In a world of the overwhelming 48-3 Democratic majority, a world where the fate of legislation is often sealed by press conference fiat, it was strange to see Brooklyn Democrats Lew Fidler and Diana Reyna get into a gavel-pounding shouting match about anything. What was even stranger, and far more depressing, was the sight and sound of so many Council members so eager and so insistent that Fidler shut up, and shut up quickly.
Within the corridors of City Hall, Fidler is rarely a controversial character. He is one of the Council’s assistant majority leaders, after all. He won that post after a surprisingly strong play he made to succeed Gifford Miller as speaker—a run so effective that it had people discussing him as the possible compromise candidate had things gone down a little differently.
The traits that helped him—a mix of sharp humor and righteous indignation on many issues—are what seem to have won him both friends and fans among his colleagues on the Council. He is funny and amiable and smart, and he knows how to latch onto a cause and see it through to reality.
It is a little confusing, then, how quickly Council members attacked him as an out-of-line racist wasting precious Council time when he started demanding specific answers from a woman who would otherwise have been a rubber-stamped mayoral appointee to the city’s Board of Standards and Appeals.
Attendance at the hearing was enormous, but most seemed there to observe the spectacle rather than substantively contribute. Only Republican Leader James Oddo (Staten Island) and Robert Jackson (D-Manhattan) defended Fidler’s right to speak up. He got increasingly angry and eventually apologized, but after he pulled back, the substance disappeared into the heat of the moment.
Apology regardless, he was right to speak up, and he was right to become frustrated when others tried to silence him. Susan Hinkson’s nomination sailed 14-1 through committee and then 45-1-2 through the full Council a few minutes later. By the time the Council meeting was gaveled to a close, it was as if the whole thing had never happened.
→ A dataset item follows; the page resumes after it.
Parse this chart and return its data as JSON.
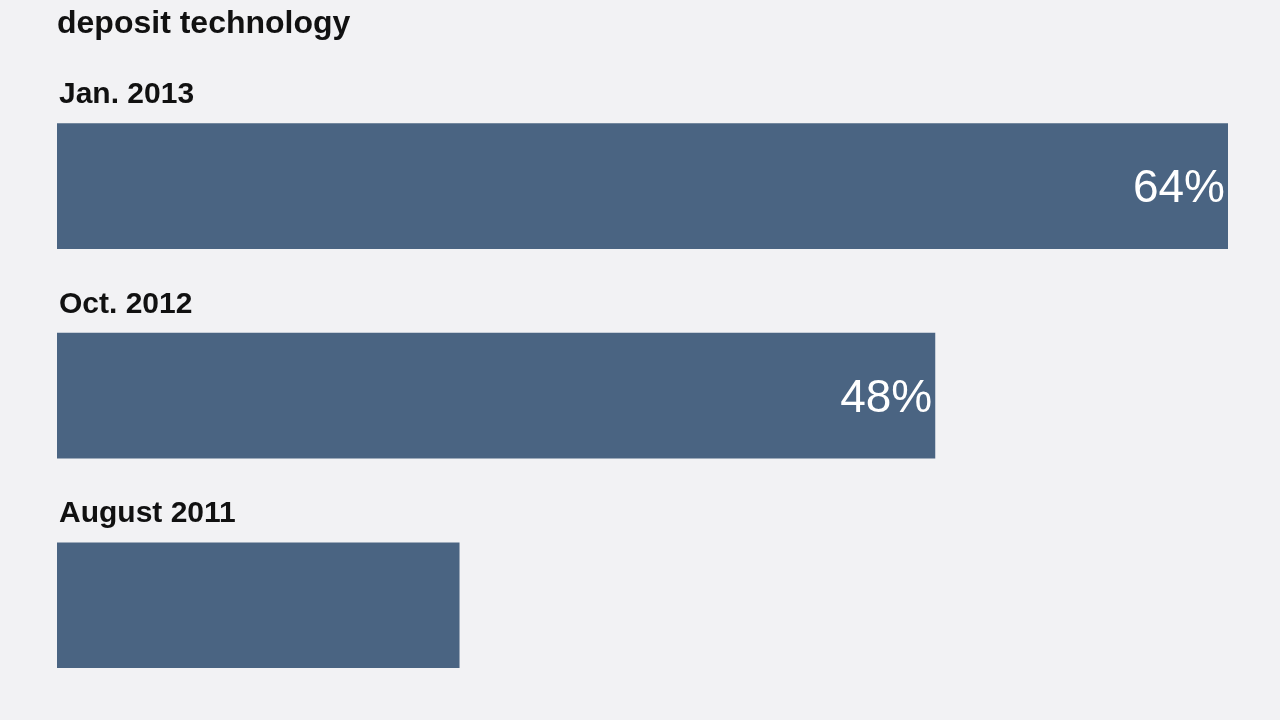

The damage to the idea of debate within the Council had been done. Many Council members seem eager to leave public dispute and discussion off the list of responsibilities of their $90,000 per year, officially part-time jobs.
The state legislature is often criticized for the lack of open committees and floor debate, and with change coming in January, many want to believe that a revolution is in the air. But before people start clamoring for Joe Bruno and Sheldon Silver to open up debate in the State Senate and Assembly, they should look at how Council members have behaved with some of the rights their counterparts in Albany lack. Rarely is there actual debate over anything, and votes decided by less than 4-1 margins are rarer than tulips sprouting through the sidewalks. The Council Democrats should tend to their own willful dysfunction before anyone starts talking about Albany’s.
Having the power to debate is one thing. Having the commitment and interest to use it—or at least to let one’s colleagues use them—is another.